Identification of antigens presented by MHC for vaccines against tuberculosis

Mycobacterium tuberculosis (M.tb) is responsible for more deaths globally than any other pathogen. The only available vaccine, bacillus Calmette-Guérin (BCG), has variable efficacy throughout the world. A more effective vaccine is urgently needed. The immune response against tuberculosis relies, at least in part, on CD4+ T cells. Protective vaccines require the induction of antigen-specific CD4+ T cells via mycobacterial peptides presented by MHC class-II in infected macrophages. In order to identify mycobacterial antigens bound to MHC, we have immunoprecipitated MHC class-I and class-II complexes from THP-1 macrophages infected with BCG, purified MHC class-I and MHC class-II peptides and analysed them by liquid chromatography tandem mass spectrometry. We have successfully identified 94 mycobacterial peptides presented by MHC-II and 43 presented by MHC-I, from 76 and 41 antigens, respectively. These antigens were found to be highly expressed in infected macrophages. Gene ontology analysis suggests most of these antigens are associated with membranes and involved in lipid biosynthesis and transport. The sequences of selected peptides were confirmed by spectral match validation and immunogenicity evaluated by IFN-gamma ELISpot against peripheral blood mononuclear cell from volunteers vaccinated with BCG, M.tb latently infected subjects or patients with tuberculosis disease. Three antigens were expressed in viral vectors, and evaluated as vaccine candidates alone or in combination in a murine aerosol M.tb challenge model. When delivered in combination, the three candidate vaccines conferred significant protection in the lungs and spleen compared with BCG alone, demonstrating proof-of-concept for this unbiased approach to identifying new candidate antigens.

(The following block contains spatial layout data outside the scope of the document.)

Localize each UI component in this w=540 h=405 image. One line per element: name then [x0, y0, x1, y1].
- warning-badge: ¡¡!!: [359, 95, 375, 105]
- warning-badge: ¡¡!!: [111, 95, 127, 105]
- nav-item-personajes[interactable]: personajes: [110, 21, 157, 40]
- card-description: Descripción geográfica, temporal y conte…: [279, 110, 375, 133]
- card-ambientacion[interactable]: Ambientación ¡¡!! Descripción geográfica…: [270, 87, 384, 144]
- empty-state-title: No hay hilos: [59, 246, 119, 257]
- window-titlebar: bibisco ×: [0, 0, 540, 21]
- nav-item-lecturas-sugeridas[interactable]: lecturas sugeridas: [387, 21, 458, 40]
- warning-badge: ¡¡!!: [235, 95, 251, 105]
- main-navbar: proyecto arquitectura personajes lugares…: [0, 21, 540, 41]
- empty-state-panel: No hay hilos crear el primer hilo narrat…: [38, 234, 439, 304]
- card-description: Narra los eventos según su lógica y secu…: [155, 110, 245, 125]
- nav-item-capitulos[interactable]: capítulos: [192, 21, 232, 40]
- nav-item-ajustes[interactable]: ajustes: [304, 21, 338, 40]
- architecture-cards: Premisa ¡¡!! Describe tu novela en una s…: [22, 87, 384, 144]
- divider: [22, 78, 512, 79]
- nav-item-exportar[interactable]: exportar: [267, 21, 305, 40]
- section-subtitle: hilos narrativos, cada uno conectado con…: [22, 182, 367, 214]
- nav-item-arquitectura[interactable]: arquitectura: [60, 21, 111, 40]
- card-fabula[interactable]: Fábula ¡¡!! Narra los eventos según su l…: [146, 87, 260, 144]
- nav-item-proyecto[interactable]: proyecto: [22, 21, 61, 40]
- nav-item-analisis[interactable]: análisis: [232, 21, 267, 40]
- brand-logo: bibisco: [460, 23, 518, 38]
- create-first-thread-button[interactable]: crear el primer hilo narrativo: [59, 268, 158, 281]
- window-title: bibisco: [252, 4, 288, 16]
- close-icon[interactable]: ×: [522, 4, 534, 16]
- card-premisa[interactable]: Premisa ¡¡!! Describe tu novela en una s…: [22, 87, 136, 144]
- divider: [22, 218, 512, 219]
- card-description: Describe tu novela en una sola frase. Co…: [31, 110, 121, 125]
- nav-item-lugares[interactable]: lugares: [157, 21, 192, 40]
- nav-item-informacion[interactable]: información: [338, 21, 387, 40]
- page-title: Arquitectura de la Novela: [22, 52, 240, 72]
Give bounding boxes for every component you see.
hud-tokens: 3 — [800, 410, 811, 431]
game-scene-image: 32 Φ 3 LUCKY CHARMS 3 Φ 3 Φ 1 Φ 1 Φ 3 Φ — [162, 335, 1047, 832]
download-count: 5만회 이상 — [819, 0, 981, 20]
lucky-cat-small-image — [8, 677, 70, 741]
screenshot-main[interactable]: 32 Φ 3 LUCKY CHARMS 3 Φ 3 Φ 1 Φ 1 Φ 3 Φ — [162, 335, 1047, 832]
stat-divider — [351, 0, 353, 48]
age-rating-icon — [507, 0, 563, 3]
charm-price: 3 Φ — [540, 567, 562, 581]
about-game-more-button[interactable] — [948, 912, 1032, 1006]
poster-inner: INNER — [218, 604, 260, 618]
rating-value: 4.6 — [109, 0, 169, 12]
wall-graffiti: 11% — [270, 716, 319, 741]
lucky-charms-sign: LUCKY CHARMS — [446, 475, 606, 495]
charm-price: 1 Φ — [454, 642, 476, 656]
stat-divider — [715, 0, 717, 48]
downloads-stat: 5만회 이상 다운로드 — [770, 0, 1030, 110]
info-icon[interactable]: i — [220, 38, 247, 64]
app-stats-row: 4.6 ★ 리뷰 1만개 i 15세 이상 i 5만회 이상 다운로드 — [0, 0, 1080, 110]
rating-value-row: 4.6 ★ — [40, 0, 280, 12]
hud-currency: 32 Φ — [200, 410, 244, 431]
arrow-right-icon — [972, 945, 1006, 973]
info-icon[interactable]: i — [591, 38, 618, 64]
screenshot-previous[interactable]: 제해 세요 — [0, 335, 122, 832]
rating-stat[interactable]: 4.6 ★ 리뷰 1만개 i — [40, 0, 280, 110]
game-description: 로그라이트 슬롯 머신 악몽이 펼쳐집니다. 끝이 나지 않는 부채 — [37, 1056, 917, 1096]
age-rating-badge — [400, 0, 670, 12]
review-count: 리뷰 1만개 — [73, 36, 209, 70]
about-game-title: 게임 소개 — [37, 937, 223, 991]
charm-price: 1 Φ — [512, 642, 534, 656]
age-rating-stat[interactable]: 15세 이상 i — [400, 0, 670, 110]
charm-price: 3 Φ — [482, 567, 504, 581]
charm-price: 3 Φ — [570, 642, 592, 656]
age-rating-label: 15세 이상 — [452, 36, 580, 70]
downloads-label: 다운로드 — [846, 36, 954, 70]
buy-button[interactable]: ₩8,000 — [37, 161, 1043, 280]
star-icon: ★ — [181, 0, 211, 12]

Tuberculosis vaccines: immunopeptidomics uncovers potential vaccine antigens Protective vaccines against Mycobacterium tuberculosis (M.tb), such as bacillus Calmette-Guérin (BCG), trigger strong CD4 T-cell responses specific to mycobacterium peptides, but their efficacy is variable. Paulo Bettencourt and colleagues now identify a set of mycobacterium peptides presented by BCG-infected macrophages via major compatibility complexes (MHC), and show that three of these antigens can be combined to formulate a vaccine that confers improved protection to Mtb infection in mice. After identifying 94 MHC-II-associated and 43 MHC-I-associated mycobacterium peptides, the researchers performed immunogenicity assays with peripheral blood mononuclear cells from BCG-vaccinated donors, latent Mtb-infected patients and patients with tuberculosis, and show that a set of these peptides was recognised by the immune cells, validating their potential as possible components for new Mtb vaccine formulations. These findings further support the value of immunopeptidomics for the identification of new antigens for effective vaccine alternatives.